The Great Big Treasury of Beatrix Potter
                "What a mercy that was not a pike!" said Mr. Jeremy Fisher. "I have lost my rod and basket; but it does not much matter, for I am sure I should never have dared to go fishing again!"                 He put some sticking plaster on his fingers, and his friends both came to dinner. He could not offer them fish, but he had something else in his larder. Sir Isaac Newton wore his black and gold waistcoat. 
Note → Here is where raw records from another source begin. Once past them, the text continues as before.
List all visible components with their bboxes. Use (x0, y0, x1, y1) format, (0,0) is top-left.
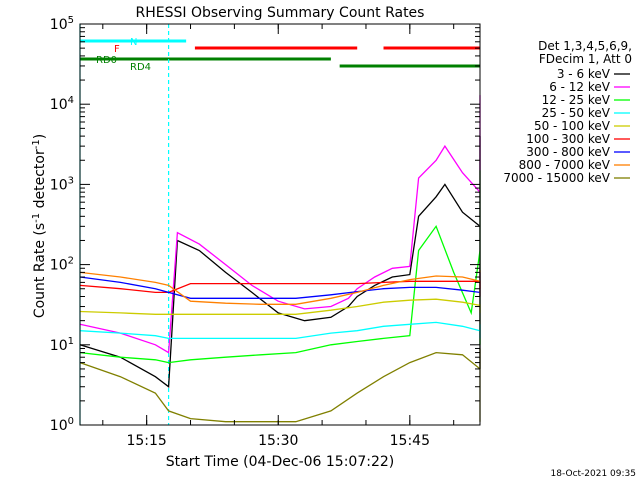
legend-header-line-2: FDecim 1, Att 0 (539, 52, 632, 66)
plot-frame (79, 23, 481, 426)
y-tick-label: 105 (50, 15, 74, 33)
legend-entry-label: 50 - 100 keV (534, 119, 611, 133)
legend-entry-label: 3 - 6 keV (557, 67, 611, 81)
series-line-0 (79, 136, 481, 388)
chart-title: RHESSI Observing Summary Count Rates (136, 5, 425, 21)
legend-entry-label: 7000 - 15000 keV (503, 171, 610, 185)
legend: Det 1,3,4,5,6,9, FDecim 1, Att 0 3 - 6 k… (503, 39, 632, 185)
y-tick-label: 104 (50, 95, 74, 113)
series-line-6 (79, 272, 481, 299)
y-axis-label-end: ) (32, 134, 48, 139)
x-tick-label: 15:45 (390, 433, 430, 449)
axes-layer: 100 101 102 103 104 105 15:15 15:30 15:45 (50, 15, 480, 449)
legend-entry-label: 300 - 800 keV (526, 145, 610, 159)
x-axis-label: Start Time (04-Dec-06 15:07:22) (166, 454, 394, 470)
series-layer (79, 95, 481, 423)
vlines-layer (79, 24, 170, 425)
series-line-8 (79, 348, 481, 423)
y-axis-label-sup2: -1 (31, 139, 42, 149)
legend-entry-label: 800 - 7000 keV (519, 158, 611, 172)
y-tick-label: 101 (50, 336, 74, 354)
legend-entry-label: 25 - 50 keV (542, 106, 611, 120)
y-axis-label-sup1: -1 (31, 213, 42, 223)
y-axis-label-mid: detector (32, 149, 48, 213)
legend-entry-label: 12 - 25 keV (542, 93, 611, 107)
y-tick-label: 103 (50, 175, 74, 193)
y-tick-label: 100 (50, 416, 74, 434)
x-tick-label: 15:15 (126, 433, 166, 449)
legend-header-line-1: Det 1,3,4,5,6,9, (538, 39, 632, 53)
flag-label-f: F (114, 44, 120, 55)
flag-label-rd4: RD4 (130, 62, 151, 73)
y-axis-label-main: Count Rate (s (32, 223, 48, 318)
legend-entry-label: 6 - 12 keV (549, 80, 611, 94)
y-tick-label: 102 (50, 256, 74, 274)
flag-label-n: N (130, 37, 137, 48)
x-tick-label: 15:30 (258, 433, 298, 449)
flag-label-rd0: RD0 (96, 55, 117, 66)
y-axis-label: Count Rate (s-1 detector-1) (31, 134, 48, 318)
series-line-2 (79, 170, 481, 364)
timestamp: 18-Oct-2021 09:35 (551, 469, 636, 479)
legend-entry-label: 100 - 300 keV (526, 132, 610, 146)
series-line-3 (79, 321, 481, 340)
                And Mr. Alderman Ptolemy Tortoise brought a salad with him in a string bag. And instead of a nice dish of minnows, they had a roasted grasshopper with lady-bird sauce, which frogs consider a beautiful treat; but I think it must have been nasty! 

  

  

       THE STORY OF A FIERCE BAD RABBIT     

                This is a fierce bad Rabbit; look at his savage whiskers and his claws and his turned-up tail.                 This is a nice gentle Rabbit. His mother has given him a carrot. The bad Rabbit would like some carrot. 

                He doesn't say "Please." He takes it! And he scratches the good Rabbit very badly. The good Rabbit creeps away and hides in a hole. It feels sad. 

                This is a man with a gun. He sees something sitting on a bench. He thinks it is a very funny bird! He comes creeping up behind the                trees. 

                And then he shoots—BANG! This is what happens—                 But this is all he finds on the bench when he rushes up with his gun. 

                The good Rabbit peeps out of its hole . . . . . . and it sees the bad Rabbit tearing past—without any tail or whiskers!